Ele parece em dúvida, olhando a estrada de terra à nossa frente em silêncio. Vejo seu pranto diminuir com resignação. A noite está escura, mal se permitindo ver qualquer coisa por entre as árvores, só podendo se ver o chão à frente, iluminado pelo farol com sua luz baixa.

__Por que você me telefonou ontem, então? __Indaga avaliando meu olhar. __Sinceramente. Eu agüento ouvir.

__Dan me rejeitou. __Inicio sofrendo com sua expressão dolorosa ao ouvir minhas palavras. E me pergunto até quando continuarei a machucá-lo. __Eu quis me sentir amada. E eu sabia que só você me faria me sentir assim.

__Então, Manu... Eu sempre vou amar você, e quando você voltar à sua vida, à nossa vida, vai perceber que ainda me ama. Por favor... Não faz isso com a gente, comigo, com você.

__Marcelo...__Declaro contemplando seus olhos marejados em apelo. __Sabia que eu pedi você de aniversário?! Foi o melhor presente que eu já recebi. Você sempre foi tudo o que eu sonhei...E muito mais.

__Por favor... __Pede me interrompendo, esboçando um sorriso entristecido. __Só não diz que não me merece ou que a garota com quem eu ficar vai ser muito sortuda.

__Mas é a verdade. A minha vida é essa agora, e talvez sempre tenha sido, mas só agora eu percebo. O Dan... Ele não mudou nada... É comigo. Eu mudei. E não posso obrigá-lo a mudar também.

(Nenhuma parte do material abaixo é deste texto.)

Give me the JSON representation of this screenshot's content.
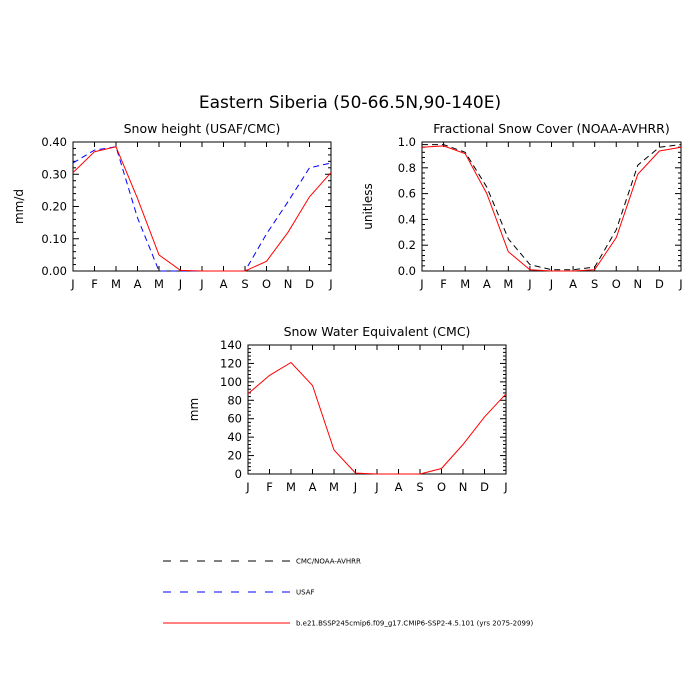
{
  "figure": {
    "title": "Eastern Siberia (50-66.5N,90-140E)"
  },
  "legend": [
    {
      "name": "CMC/NOAA-AVHRR",
      "color": "#000000",
      "dash": "dashed"
    },
    {
      "name": "USAF",
      "color": "#0000ff",
      "dash": "dashed"
    },
    {
      "name": "b.e21.BSSP245cmip6.f09_g17.CMIP6-SSP2-4.5.101 (yrs 2075-2099)",
      "color": "#ff0000",
      "dash": "solid"
    }
  ],
  "chart_data": [
    {
      "type": "line",
      "title": "Snow height (USAF/CMC)",
      "xlabel": "",
      "ylabel": "mm/d",
      "categories": [
        "J",
        "F",
        "M",
        "A",
        "M",
        "J",
        "J",
        "A",
        "S",
        "O",
        "N",
        "D",
        "J"
      ],
      "ylim": [
        0,
        0.4
      ],
      "yticks": [
        "0.00",
        "0.10",
        "0.20",
        "0.30",
        "0.40"
      ],
      "grid": false,
      "series": [
        {
          "name": "CMC/NOAA-AVHRR",
          "color": "#000000",
          "dash": "dashed",
          "values": [
            0,
            0,
            0,
            0,
            0,
            0,
            0,
            0,
            0,
            0,
            0,
            0,
            0
          ]
        },
        {
          "name": "USAF",
          "color": "#0000ff",
          "dash": "dashed",
          "values": [
            0.335,
            0.375,
            0.385,
            0.165,
            0.0,
            0.0,
            0.0,
            0.0,
            0.0,
            0.115,
            0.215,
            0.32,
            0.335
          ]
        },
        {
          "name": "b.e21.BSSP245cmip6.f09_g17.CMIP6-SSP2-4.5.101 (yrs 2075-2099)",
          "color": "#ff0000",
          "dash": "solid",
          "values": [
            0.305,
            0.37,
            0.385,
            0.225,
            0.05,
            0.002,
            0.0,
            0.0,
            0.0,
            0.03,
            0.12,
            0.23,
            0.305
          ]
        }
      ]
    },
    {
      "type": "line",
      "title": "Fractional Snow Cover (NOAA-AVHRR)",
      "xlabel": "",
      "ylabel": "unitless",
      "categories": [
        "J",
        "F",
        "M",
        "A",
        "M",
        "J",
        "J",
        "A",
        "S",
        "O",
        "N",
        "D",
        "J"
      ],
      "ylim": [
        0,
        1.0
      ],
      "yticks": [
        "0.0",
        "0.2",
        "0.4",
        "0.6",
        "0.8",
        "1.0"
      ],
      "grid": false,
      "series": [
        {
          "name": "CMC/NOAA-AVHRR",
          "color": "#000000",
          "dash": "dashed",
          "values": [
            0.98,
            0.98,
            0.92,
            0.65,
            0.25,
            0.05,
            0.01,
            0.01,
            0.03,
            0.32,
            0.82,
            0.96,
            0.98
          ]
        },
        {
          "name": "b.e21.BSSP245cmip6.f09_g17.CMIP6-SSP2-4.5.101 (yrs 2075-2099)",
          "color": "#ff0000",
          "dash": "solid",
          "values": [
            0.96,
            0.97,
            0.91,
            0.6,
            0.15,
            0.01,
            0.0,
            0.0,
            0.01,
            0.26,
            0.75,
            0.93,
            0.96
          ]
        }
      ]
    },
    {
      "type": "line",
      "title": "Snow Water Equivalent (CMC)",
      "xlabel": "",
      "ylabel": "mm",
      "categories": [
        "J",
        "F",
        "M",
        "A",
        "M",
        "J",
        "J",
        "A",
        "S",
        "O",
        "N",
        "D",
        "J"
      ],
      "ylim": [
        0,
        140
      ],
      "yticks": [
        "0",
        "20",
        "40",
        "60",
        "80",
        "100",
        "120",
        "140"
      ],
      "grid": false,
      "series": [
        {
          "name": "CMC/NOAA-AVHRR",
          "color": "#000000",
          "dash": "dashed",
          "values": [
            0,
            0,
            0,
            0,
            0,
            0,
            0,
            0,
            0,
            0,
            0,
            0,
            0
          ]
        },
        {
          "name": "b.e21.BSSP245cmip6.f09_g17.CMIP6-SSP2-4.5.101 (yrs 2075-2099)",
          "color": "#ff0000",
          "dash": "solid",
          "values": [
            87,
            107,
            121,
            96,
            26,
            1,
            0,
            0,
            0,
            6,
            32,
            62,
            87
          ]
        }
      ]
    }
  ]
}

__Eu posso mudar por você... __Implora aproximando-se do meu rosto. Os seus lábios tocam levemente os meus e eu os beijo, deixando a Manuela se despedir do seu grande amor.

__Por favor, não faça isso. Você já é perfeito. Só não para mim. Eu preciso ir.

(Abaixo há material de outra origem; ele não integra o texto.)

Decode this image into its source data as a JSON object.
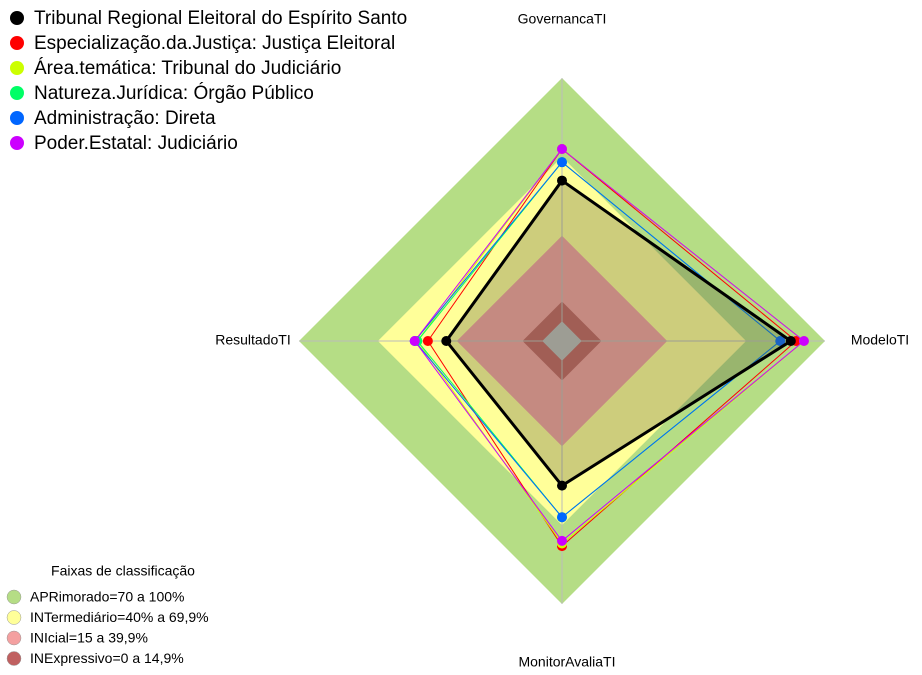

__Eu deixo você lá perto. __Sorri acariciando meu rosto, e dando a volta no carro. __Eu nunca irei me perdoar por estar fazendo isso, Manu. É como estar te ajudando a cometer suicídio.

__Nunca se culpe por isso, Marcelo. E eu prometo que tentarei me odiar menos por ter te trazido para essa minha vida sombria.

__Acho que estamos quites. Você sofria por achar que me levava para a morte, e agora sou eu que a levo para a sua... __Declara relutante, mas parecendo convencido. __Espero que eu esteja errado como você estava... E como vai ser daqui pra frente, caso você... sobreviva? Você vai continuar com... ele?

__Não... Eu vou usar o passaporte falso e o dinheiro, se você não se importar.

__Claro que não. __Diz me entregando o pacote. __Será que você volta algum dia? __Indaga esperançoso, acariciando meus cabelos já bagunçados.

__Talvez. Mas eu não me permitirei procurá-lo. Eu prometo nunca mais atrapalhar sua vida novamente, Marcelo. Eu não tenho esse direito. Assim como eu, você tem que recomeçar, me esquecer.

__Nunca, Manu. __Afirma me olhando com seriedade. __Não me peça isso. Não exija tanto de mim.

__Desculpa...

__Não me peça desculpas... Você tem algum plano?

__Não. __Confesso envergonhada. __Mas eu preciso fazer isso.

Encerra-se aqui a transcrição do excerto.